Faced with the legal action, Corrections Minister Kelvin Davis got Cabinet approval for new Corrections regulations earlier this year in an attempt to ensure the use of Cell Buster was legal.
But Justice Ellis said the 2022 regulations were not put before her in this case "so I expressly make no formal findings about their lawfulness or otherwise".
Cell Buster was used 27 times in New Zealand prisons between 2016 and 2020.
The case is yet another rebuke for Corrections over their treatment of Bassett and Cripps at Auckland Women's Prison.
RNZ reported in 2020 that the women were gassed in their cells with pepper spray, forced to lie face down in their cells before being fed and were unlawfully detained for months in a segregation unit.
Bassett's mental health declined and she attempted to kill herself in her cell. In the minutes after the suicide attempt, she was placed in handcuffs and threatened with pepper spray. She was returned to segregation the next day.
Corrections issued a rare apology to the women and has promised them compensation.
The case also led to a full review of how Corrections treats women in prison. Corrections now says it aims to be a "world-leading centre of excellence for the management and care of women".
National Commissioner Rachel Leota said last year the changes would include redesigning Auckland Women's Prison to allow for more recreation time and fresh air, and better conditions for pregnant inmates.

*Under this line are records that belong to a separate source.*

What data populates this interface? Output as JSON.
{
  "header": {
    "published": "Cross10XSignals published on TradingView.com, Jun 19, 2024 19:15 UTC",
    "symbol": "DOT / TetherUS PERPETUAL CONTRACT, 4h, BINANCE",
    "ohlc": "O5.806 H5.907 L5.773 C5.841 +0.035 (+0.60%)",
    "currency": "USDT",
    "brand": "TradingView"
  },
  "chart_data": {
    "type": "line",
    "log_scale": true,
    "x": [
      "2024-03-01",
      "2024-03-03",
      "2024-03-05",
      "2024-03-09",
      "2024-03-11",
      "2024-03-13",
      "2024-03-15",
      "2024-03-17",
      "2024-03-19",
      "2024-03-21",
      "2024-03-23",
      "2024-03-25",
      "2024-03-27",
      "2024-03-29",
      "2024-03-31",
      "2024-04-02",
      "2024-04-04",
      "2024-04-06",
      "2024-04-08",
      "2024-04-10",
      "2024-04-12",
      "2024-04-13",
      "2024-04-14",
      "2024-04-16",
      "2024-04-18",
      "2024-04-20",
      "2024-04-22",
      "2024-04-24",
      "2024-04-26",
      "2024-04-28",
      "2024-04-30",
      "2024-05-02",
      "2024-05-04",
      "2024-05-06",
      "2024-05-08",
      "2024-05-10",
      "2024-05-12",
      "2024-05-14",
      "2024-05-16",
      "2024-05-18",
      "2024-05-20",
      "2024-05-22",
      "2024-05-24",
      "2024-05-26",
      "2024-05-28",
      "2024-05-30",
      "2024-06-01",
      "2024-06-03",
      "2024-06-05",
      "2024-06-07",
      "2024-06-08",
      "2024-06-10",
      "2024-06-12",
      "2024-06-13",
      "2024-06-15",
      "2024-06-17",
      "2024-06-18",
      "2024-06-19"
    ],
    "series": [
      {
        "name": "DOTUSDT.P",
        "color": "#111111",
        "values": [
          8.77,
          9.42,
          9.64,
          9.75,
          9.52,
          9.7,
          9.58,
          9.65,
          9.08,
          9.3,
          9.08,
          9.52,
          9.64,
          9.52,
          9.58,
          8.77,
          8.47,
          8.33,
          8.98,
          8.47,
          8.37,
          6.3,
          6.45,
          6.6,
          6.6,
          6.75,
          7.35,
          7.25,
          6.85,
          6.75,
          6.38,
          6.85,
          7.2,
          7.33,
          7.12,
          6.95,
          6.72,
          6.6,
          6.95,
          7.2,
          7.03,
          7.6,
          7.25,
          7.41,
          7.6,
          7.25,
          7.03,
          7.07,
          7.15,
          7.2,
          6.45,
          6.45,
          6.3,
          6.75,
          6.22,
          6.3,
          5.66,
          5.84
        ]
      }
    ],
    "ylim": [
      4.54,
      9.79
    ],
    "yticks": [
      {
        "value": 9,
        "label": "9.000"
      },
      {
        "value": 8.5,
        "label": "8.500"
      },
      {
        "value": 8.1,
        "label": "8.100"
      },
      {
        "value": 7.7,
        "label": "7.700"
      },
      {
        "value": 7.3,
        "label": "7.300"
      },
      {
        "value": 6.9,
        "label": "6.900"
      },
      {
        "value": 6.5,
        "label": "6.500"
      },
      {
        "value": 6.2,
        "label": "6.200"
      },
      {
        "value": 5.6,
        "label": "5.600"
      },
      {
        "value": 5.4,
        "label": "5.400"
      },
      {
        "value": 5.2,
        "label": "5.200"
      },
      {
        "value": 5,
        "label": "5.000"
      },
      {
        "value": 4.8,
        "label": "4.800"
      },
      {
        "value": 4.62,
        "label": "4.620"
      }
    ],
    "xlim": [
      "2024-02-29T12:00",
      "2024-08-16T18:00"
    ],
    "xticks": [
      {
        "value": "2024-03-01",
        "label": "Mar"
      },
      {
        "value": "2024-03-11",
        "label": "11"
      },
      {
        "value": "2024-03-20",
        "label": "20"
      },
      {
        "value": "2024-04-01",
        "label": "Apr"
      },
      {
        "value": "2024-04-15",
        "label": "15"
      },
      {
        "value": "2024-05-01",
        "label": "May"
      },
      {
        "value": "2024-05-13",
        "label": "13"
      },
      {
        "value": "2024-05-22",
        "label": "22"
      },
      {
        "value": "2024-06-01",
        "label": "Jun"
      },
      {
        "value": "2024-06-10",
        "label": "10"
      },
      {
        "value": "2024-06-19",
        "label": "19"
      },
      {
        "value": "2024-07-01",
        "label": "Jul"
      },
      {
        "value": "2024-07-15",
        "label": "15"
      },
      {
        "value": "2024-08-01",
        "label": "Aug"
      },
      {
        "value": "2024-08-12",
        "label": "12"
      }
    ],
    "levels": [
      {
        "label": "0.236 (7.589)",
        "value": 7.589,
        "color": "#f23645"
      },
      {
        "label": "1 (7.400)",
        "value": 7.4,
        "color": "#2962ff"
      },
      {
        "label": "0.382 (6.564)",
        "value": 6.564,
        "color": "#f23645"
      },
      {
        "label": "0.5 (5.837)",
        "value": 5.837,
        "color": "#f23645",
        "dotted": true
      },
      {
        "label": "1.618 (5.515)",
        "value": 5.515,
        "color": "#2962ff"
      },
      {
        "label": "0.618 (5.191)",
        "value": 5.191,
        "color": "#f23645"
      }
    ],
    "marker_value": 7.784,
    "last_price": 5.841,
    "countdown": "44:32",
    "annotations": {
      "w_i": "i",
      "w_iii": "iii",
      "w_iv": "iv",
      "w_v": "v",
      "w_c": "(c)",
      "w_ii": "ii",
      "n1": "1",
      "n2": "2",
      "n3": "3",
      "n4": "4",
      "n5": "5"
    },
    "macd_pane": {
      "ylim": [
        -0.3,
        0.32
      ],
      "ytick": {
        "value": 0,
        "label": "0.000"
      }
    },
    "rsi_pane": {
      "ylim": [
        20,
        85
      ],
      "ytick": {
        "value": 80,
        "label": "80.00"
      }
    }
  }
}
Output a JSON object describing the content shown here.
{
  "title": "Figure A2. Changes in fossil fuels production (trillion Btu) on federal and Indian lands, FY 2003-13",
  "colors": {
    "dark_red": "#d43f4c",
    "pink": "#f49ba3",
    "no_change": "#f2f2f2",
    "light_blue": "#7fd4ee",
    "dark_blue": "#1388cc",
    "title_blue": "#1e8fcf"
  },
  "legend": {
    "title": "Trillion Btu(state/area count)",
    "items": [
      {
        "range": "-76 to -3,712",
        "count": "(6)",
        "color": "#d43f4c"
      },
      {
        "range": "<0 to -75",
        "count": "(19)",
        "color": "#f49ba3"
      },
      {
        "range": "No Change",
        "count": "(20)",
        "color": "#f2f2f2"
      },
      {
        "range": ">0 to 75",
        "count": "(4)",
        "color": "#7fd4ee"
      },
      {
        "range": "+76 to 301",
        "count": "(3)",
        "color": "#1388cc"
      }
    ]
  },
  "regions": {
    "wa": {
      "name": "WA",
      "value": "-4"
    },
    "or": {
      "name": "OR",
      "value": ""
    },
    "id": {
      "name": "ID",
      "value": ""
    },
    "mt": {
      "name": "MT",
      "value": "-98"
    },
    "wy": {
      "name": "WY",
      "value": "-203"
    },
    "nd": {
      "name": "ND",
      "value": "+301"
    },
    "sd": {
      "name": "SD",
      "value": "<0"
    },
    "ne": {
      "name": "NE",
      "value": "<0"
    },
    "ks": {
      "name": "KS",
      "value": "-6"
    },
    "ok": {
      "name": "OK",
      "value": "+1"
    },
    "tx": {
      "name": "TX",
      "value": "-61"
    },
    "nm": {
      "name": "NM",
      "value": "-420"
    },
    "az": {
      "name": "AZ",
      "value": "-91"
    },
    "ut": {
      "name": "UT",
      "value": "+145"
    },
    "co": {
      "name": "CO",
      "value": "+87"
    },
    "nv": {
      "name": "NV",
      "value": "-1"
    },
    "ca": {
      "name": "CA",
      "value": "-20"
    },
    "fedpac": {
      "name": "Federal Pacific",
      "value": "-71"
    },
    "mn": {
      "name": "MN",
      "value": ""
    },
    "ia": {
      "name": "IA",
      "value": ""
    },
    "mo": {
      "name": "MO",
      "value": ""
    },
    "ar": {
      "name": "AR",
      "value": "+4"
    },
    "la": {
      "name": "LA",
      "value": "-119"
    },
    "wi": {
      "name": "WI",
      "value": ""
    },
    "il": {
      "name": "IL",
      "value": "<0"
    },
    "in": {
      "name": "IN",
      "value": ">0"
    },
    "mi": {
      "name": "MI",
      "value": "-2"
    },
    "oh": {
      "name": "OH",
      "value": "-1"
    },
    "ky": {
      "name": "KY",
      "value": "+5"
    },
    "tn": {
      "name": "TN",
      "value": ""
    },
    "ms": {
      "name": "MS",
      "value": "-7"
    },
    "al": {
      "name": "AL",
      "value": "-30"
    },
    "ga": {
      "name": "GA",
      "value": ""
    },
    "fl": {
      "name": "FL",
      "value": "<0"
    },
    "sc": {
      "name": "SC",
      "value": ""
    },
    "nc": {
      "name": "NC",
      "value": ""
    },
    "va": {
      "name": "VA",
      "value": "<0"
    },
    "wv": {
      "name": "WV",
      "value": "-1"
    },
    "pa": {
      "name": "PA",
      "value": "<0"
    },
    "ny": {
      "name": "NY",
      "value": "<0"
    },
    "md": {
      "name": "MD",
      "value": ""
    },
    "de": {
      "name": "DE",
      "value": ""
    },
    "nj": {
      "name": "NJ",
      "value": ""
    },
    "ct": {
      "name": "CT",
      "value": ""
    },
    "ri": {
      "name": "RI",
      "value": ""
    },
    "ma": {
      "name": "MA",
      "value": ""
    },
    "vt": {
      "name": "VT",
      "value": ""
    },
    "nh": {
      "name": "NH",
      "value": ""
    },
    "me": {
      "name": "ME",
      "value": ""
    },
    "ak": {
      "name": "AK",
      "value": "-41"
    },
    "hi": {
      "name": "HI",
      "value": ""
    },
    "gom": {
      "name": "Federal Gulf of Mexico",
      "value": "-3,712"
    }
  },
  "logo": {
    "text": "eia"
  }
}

Corrections would now "ensure mechanical restraints will not be used for women who are 30 weeks or more pregnant, during labour, and while they are in hospital after giving birth".
But Leota said Corrections would continue to use pepper spray in women's prisons.
In 2012 Cripps featured in a charity auction of 10 of her works said to have been bought by Napier lawyer Philip Jensen, who had marvelled at the talent of a young woman who had no formal art training, and who, according to the then 25-year-old artist, "didn't make high school''.
"They are good pictures,'' Jensen said at the time. "And she's a good artist.''
When he became aware of her skills, he had told her it was a better way of making a living than stealing and going to jail.
"It worked,'' he said, highlighting that at the time she hadn't been to prison in the previous four years.
Her interest in art in custody had been shown years earlier when she appeared in court with injuries said to have been caused by an officer in a cell overnight after she refused to divulge how she obtained a pen and paper with which she was drawing pictures.